CARMICHAEL, California (CNN) -- Maureen Reagan, the daughter of former President Ronald Reagan, is undergoing radiation treatments for the malignant melanoma that has spread to her brain.

A statement released by her husband, Dennis Revell, said she is undergoing treatment at Mercy San Juan Hospital in Carmichael, a suburb of Sacramento.

She was admitted to the hospital July 6 after doctors discovered two lesions on her brain following tests to determine why she was suffering spasms and mild seizures, the statement said. It said she is to undergo "whole brain radiation," with 10 treatments over a two-week period.

Before she was hospitalized last week, Reagan told CNN's Larry King that she had rebounded after nearly dying from the skin cancer, which had spread to her spine.

In a July 2 phone conversation on "Larry King Live," she said the treatment she had received over several months at the John Wayne Cancer Institute of St. John's Health Center in Santa Monica, "seems to have worked." She was discharged in June.

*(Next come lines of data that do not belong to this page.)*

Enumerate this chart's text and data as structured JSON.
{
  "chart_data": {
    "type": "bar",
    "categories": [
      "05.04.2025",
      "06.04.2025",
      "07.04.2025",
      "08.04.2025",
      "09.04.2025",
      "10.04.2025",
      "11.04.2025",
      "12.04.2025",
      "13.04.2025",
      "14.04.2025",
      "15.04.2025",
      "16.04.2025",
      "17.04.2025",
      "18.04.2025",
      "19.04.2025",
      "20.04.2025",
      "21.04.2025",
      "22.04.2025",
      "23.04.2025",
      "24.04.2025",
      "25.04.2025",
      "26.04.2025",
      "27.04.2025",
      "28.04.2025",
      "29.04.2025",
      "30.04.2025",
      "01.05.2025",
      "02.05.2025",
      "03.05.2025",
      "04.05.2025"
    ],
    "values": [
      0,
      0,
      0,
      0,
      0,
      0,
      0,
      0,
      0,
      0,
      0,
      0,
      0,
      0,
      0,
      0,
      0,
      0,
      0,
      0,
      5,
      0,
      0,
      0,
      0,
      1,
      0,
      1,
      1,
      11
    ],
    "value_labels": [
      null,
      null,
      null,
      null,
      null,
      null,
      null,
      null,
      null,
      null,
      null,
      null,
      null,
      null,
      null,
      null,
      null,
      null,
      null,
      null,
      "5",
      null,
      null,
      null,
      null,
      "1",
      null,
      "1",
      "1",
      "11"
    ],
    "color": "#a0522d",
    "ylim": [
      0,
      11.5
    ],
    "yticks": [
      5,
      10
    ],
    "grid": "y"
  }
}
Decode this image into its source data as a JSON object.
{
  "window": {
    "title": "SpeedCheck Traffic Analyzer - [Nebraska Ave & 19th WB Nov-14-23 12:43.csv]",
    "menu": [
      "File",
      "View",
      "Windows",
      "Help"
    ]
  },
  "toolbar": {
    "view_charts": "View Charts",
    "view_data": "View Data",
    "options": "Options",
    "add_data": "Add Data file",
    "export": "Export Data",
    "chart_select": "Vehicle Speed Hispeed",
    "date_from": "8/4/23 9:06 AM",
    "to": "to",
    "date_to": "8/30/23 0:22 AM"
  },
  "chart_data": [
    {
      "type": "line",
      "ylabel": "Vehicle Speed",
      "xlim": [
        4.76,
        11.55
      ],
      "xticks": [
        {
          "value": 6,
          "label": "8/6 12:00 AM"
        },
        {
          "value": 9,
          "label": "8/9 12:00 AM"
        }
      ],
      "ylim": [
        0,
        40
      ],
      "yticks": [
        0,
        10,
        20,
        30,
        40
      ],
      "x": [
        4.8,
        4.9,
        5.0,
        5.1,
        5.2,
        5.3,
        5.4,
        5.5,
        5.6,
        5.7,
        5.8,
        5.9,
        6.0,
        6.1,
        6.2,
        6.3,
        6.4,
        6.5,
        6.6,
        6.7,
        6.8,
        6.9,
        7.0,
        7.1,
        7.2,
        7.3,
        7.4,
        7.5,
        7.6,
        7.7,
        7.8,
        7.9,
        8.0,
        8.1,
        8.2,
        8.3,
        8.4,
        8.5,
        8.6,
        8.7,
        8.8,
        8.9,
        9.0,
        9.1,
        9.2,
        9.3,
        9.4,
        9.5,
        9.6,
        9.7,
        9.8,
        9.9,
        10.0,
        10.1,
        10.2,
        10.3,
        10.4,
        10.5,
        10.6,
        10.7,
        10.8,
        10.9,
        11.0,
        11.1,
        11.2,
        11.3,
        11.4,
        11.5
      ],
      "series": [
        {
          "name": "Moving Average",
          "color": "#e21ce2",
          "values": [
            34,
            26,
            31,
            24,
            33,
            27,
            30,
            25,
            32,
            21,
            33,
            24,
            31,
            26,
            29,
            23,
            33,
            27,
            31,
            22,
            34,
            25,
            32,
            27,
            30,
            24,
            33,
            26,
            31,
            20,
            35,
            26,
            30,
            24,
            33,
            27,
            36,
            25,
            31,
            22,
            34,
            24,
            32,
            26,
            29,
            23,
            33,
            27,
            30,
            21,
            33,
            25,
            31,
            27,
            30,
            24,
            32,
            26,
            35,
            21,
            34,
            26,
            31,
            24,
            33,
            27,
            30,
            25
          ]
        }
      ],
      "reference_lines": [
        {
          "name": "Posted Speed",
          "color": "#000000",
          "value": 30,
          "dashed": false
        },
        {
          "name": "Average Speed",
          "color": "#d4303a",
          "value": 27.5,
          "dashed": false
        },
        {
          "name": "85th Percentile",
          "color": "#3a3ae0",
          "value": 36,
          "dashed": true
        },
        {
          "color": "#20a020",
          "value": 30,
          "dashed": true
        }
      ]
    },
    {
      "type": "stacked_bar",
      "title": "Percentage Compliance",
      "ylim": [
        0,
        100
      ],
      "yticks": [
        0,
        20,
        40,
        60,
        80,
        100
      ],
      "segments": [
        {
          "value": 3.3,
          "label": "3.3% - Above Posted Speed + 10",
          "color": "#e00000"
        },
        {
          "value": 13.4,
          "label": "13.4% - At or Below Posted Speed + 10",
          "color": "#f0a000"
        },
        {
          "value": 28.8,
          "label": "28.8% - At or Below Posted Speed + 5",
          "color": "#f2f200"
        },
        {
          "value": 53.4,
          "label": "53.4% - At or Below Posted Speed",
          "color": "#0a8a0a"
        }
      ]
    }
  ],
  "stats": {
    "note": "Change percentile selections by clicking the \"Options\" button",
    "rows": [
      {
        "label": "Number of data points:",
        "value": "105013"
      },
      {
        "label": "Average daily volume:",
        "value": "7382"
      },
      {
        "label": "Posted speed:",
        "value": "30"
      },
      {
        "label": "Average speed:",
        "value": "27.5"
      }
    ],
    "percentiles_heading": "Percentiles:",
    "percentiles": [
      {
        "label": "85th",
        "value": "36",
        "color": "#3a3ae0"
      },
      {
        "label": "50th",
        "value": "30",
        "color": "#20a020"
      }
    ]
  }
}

While she was at the hospital, her father was treated for a broken hip in the same facility in January. Her stepmother, Nancy Reagan, split time between the two.

Maureen Reagan, 60, is the former president's daughter with his first wife, actress Jane Wyman. She was diagnosed with malignant melanoma in 1996.

She became a spokeswoman for the Alzheimer's Organization after her father revealed in 1994 that he suffered from the disease.